Ross Clark Ross Clark

How high might interest rates go?

To nobody’s surprise, the Bank of England has hiked its base rate, and, equally unsurprisingly, it has chosen to do so by a relatively modest 0.25 per cent, bringing rates to 1.25 per cent. In 25 years of its existence, the Monetary Policy Committee (MPC) has never raised rates by more than 0.25 per cent at a time. That stands in contrast to the Fed’s decision to raise rates by 0.75 per cent on Wednesday.

If the modesty of the rise was supposed to calm markets, however, it doesn’t seem to have worked. The FTSE100, already down nearly 2 per cent on the day, plunged further on the announcement.

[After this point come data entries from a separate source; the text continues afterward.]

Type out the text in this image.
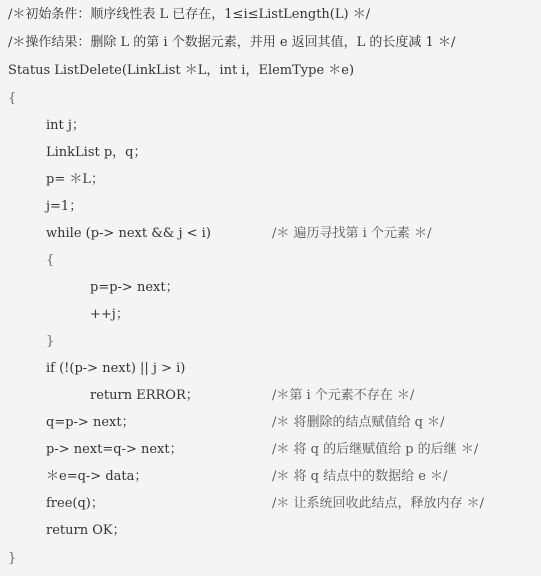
/＊初始条件：顺序线性表 L 已存在，1≤i≤ListLength(L) ＊/
/＊操作结果：删除 L 的第 i 个数据元素，并用 e 返回其值，L 的长度减 1 ＊/
Status ListDelete(LinkList ＊L，int i，ElemType ＊e)
{
int j；
LinkList p，q；
p= ＊L；
j=1；
while (p-> next && j < i)	/＊ 遍历寻找第 i 个元素 ＊/
{
p=p-> next；
++j；
}
if (!(p-> next) || j > i)
return ERROR；	/＊第 i 个元素不存在 ＊/
q=p-> next；	/＊ 将删除的结点赋值给 q ＊/
p-> next=q-> next；	/＊ 将 q 的后继赋值给 p 的后继 ＊/
＊e=q-> data；	/＊ 将 q 结点中的数据给 e ＊/
free(q)；	/＊ 让系统回收此结点，释放内存 ＊/
return OK；
}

The greater worry now must be whether the Bank, having failed completely to see the inflationary surge coming last year, is now falling even further behind the curve in trying to tackle it.

Could homebuyers cope if mortgage rates were to be jacked up to over 10 per cent?

How high could they go? As you can see from the graph, back in February markets expected rates to peak at 1.5 per cent. Now they foresee them reaching 3.5 per cent. But here is a statistic that anyone under the age of 50 will find shocking, even incomprehensible. The last time that the Retail Prices Index (RPI) was at the level it is now – 11 per cent – the Bank of England’s base rate was 13.8 per cent. 

That gives a foretaste of what we might get to experience in the coming years if inflation does not fall quickly. Chancellors of the Exchequer (who set rates before Gordon Brown made the Bank of England independent in 1997) did not start out this way – in a bout of inflation in 1952, when the RPI also topped 11 per cent, the Bank of England’s base rate never got above 4 per cent.